16--4--2024
Le case erano buie, umide e fredde d'inverno. I tavoli dove mangiavamo avevano spacchi verticali di cui ci accorgevamo soltanto le rare volte che scrivevamo una lettera . Ma pulite ed in ordine , le nostre case , curate dalle nostre mamme che avevano i capelli grigi e uno scialle buttato sulle spalle . Nella stanza da pranzo che noi chiamavamo il salotto , c'era un divano , con la trina alla spalliera e i mattoni rossi di cinabrese , le fotografie incastrate ai vetri della credenza , una sveglia . Il canto delle sorelle , che più a lungo potevamo udire al mattino della domenica , era una cosa allegra che ringiovaniva le stanze , coloriva di parati le mura gialline.

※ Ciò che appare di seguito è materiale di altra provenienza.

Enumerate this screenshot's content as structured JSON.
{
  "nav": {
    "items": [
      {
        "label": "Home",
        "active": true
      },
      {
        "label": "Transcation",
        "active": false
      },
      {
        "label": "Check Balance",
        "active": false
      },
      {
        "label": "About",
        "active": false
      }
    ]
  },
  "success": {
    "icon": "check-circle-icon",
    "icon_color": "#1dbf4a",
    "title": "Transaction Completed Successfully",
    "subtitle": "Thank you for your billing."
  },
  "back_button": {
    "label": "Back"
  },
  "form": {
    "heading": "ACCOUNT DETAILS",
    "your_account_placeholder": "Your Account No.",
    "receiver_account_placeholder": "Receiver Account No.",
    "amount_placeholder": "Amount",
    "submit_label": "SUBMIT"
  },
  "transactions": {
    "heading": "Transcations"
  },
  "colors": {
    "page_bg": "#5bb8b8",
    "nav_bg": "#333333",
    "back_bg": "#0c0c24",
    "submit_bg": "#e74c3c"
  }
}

Facevamo poco conto della casa . Nemmeno ci accorgevamo che le lampadine economiche vi spandevano una luce che rendeva impossibile distinguere da un angolo all'altro delle stanze , né lavarci nell'acquario era un fatto che potesse deluderci . Il nostro lettino , che aveva un crocifisso o un santo inchiodato da capo , con un ramoscello d'ulivo per traverso , conosceva le nostre speranze , inseguite contando le crepe del soffitto . Un cassetto del comò ci apparteneva ; a cominciare da una certa età ne portavamo in tasca la chiave per serbarvi il segreto di alcune fotografie che ci erano dedicate . La casa significava i volti che le sue stanze ospitavano , e noi le volevamo bene per questo.